Ia mengatakan, tender pra-kualifikasi telah dilakukan ExxonMobil dan delapan kontraktor sudah menyatakan minatnya untuk mengerjakan proyek tersebut. "Tapi BP Migas belum memberi persetujuan," katanya. Jika BP Migas memberi persetujuan, maka ExxonMobil memerlukan waktu lebih dari setahun untuk mencapai kesepakatan dengan kontraktor.
Produksi minyak Blok Cepu juga tertunda karena setahun lalu pemerintah memperdebatkan soal penempatan kilang pengolahan minyak di Tuban, apakah harus lepas pantai atau di darat saja. "Keputusan memakai kilang lepas pantai baru kami terima Maret 2009 dan itu menyebabkan proyek tertunda tujuh bulan," ujar Nelson.
Menurut dia, ExxonMobil tidak pernah memasang target produksi harus dilakukan pada Maret 2010. Target itu hanya berdasarkan asumsi dalam joint operation agreement pada 15 Maret 2006. Dalam perjanjian kerja sama itu, Pertamina dan ExxonMobil sepakat menunjuk Mobil Cepu Limited (anak usaha ExxonMobil) sebagai operator dan akan memproduksi minyak dalam kapasitas penuh 165 ribu barel per hari dalam jangka waktu 48 bulan sejak kesepakatan dibuat atau 15 Maret 2010.

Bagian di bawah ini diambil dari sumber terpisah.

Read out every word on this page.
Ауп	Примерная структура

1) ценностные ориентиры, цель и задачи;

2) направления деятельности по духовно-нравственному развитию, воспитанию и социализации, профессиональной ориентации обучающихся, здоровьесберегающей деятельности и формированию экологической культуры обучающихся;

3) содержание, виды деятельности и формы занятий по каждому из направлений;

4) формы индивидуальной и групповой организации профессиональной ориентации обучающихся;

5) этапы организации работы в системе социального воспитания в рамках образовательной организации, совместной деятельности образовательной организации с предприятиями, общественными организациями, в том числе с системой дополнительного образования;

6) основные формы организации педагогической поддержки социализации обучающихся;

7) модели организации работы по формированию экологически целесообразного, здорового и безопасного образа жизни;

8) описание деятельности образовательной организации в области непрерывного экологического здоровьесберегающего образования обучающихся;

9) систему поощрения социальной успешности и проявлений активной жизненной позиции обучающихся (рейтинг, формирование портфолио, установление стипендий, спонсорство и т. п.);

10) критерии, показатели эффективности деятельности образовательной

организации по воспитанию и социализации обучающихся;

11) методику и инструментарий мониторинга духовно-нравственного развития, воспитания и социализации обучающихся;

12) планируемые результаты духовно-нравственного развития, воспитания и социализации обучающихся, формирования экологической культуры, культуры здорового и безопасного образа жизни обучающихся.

"Waktu mencapai kesepakatan asumsinya tidak ada perubahan teknologi dan keterlambatan persetujuan kontrak," katanya. Ia juga membantah jika akibat dari keterlambatan proyek itu terjadi pembengkakan biaya operasional. "Kalau dibandingkan dengan plan of development lama (2001) memang biayanya meningkat," ucapnya. "Tapi kami pastikan proyek ini tetap ekonomis dan atraktif."
Sebagai contoh soal pemasangan pipa dari kepala sumur (well head) yang awalnya hanya lima ratus meter panjangnya menjadi 2,2 kilometer. Hal itu terpaksa dilakukan karena terdapat masalah pembebasan lahan. Ia juga memastikan ExxonMobil akan terus berkomitmen mengembangkan proyek ini karena dana yang telah dikeluarkan perusahaan itu sudah mencapai US$ 1 miliar.
Oleh karena itu, ExxonMobil tidak akan menyerahkan hak operatornya kepada Pertamina meskipun pemerintah dan anggota Dewan Perwakilan Rakyat memberikan sinyal untuk mengambil langkah tersebut. "Tidak ada basis untuk mengganti operatorship," katanya.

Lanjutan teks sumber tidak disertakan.